Ça fait plusieurs années qu’ils rêvent de transformer le carnaval martiniquais en machine à fric Ils s’en foutent, en fait de ce que représente, de ce qu’est le carnaval pour les martiniquais. Ce qu’ils veulent c’est le modifier, transformer le carnaval actuel, populaire, désordonné, multiforme, subversif, plein de beauté et de créativité, en un produit touristique à même de leur remplir les poches. A la place, ces messieurs et dames veulent depuis longtemps faire un « Carnaval de la Martinique ». Un spectacle cosmopolite aseptisé, désossé de son âme créole et nègre, qu’ils vendront aux touristes et aux familles des « expatriés ».

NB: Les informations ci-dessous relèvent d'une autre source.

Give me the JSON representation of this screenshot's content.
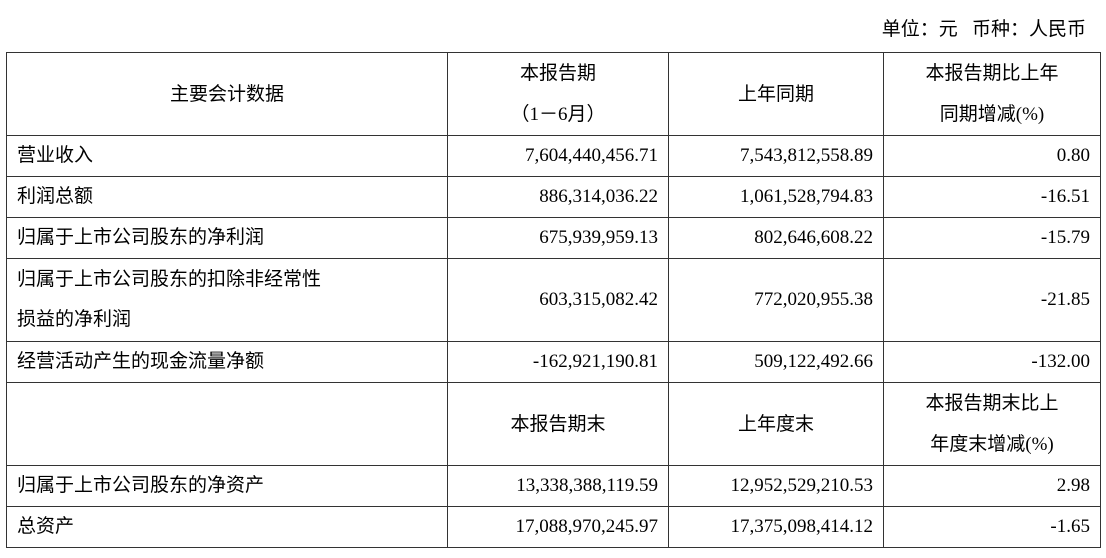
{
  "unit_note": "单位：元   币种：人民币",
  "header1": [
    "主要会计数据",
    "本报告期",
    "（1－6月）",
    "上年同期",
    "本报告期比上年",
    "同期增减(%)"
  ],
  "rows1": [
    {
      "label": "营业收入",
      "current": "7,604,440,456.71",
      "prior": "7,543,812,558.89",
      "change": "0.80"
    },
    {
      "label": "利润总额",
      "current": "886,314,036.22",
      "prior": "1,061,528,794.83",
      "change": "-16.51"
    },
    {
      "label": "归属于上市公司股东的净利润",
      "current": "675,939,959.13",
      "prior": "802,646,608.22",
      "change": "-15.79"
    },
    {
      "label": "归属于上市公司股东的扣除非经常性",
      "label2": "损益的净利润",
      "current": "603,315,082.42",
      "prior": "772,020,955.38",
      "change": "-21.85"
    },
    {
      "label": "经营活动产生的现金流量净额",
      "current": "-162,921,190.81",
      "prior": "509,122,492.66",
      "change": "-132.00"
    }
  ],
  "header2": [
    "",
    "本报告期末",
    "上年度末",
    "本报告期末比上",
    "年度末增减(%)"
  ],
  "rows2": [
    {
      "label": "归属于上市公司股东的净资产",
      "current": "13,338,388,119.59",
      "prior": "12,952,529,210.53",
      "change": "2.98"
    },
    {
      "label": "总资产",
      "current": "17,088,970,245.97",
      "prior": "17,375,098,414.12",
      "change": "-1.65"
    }
  ]
}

Bien entendu, ils laisseront quelques miettes pour les artistes, les groupes à pieds, orchestres de rue et autre associations de carnaval, la sécurité, les vendeuses de sinobol et de korné-pistach…
Ces dernières années, on a vu à Fort-de-France, au fil du temps, insidieusement, que le carnaval martiniquais authentique, héritier direct du carnaval populaire de Saint-Pierre, était juste toléré et petite à petit repoussé aux marges.
Et voilà que la crise sanitaire du covid vient leur donner l’opportunité de passer à l’acte, de créer le carnaval de leur rêve d’argent : un spectacle dans une enceinte close, contrôlée, fliquée et surveillée. Un spectacle aujourd’hui gratuit mais qui inexorablement finira par devenir payant. Et, il ne faut pas que les quelques artistes locaux, dépotjolé par les restrictions dues à la crise Covid, pour qui ce format est une bouffée se croient tranquilles. Inéluctablement, les organisateurs feront venir des artistes du monde entier pour magnifier leur spectacle et satisfaire leur clientèle.
Non, le carnaval martiniquais n’est pas un spectacle. Il est l’expression de l’âme du pays, dans toute sa diversité et dans toutes ses contradictions, et c’est ce qui fait sa force et son authenticité.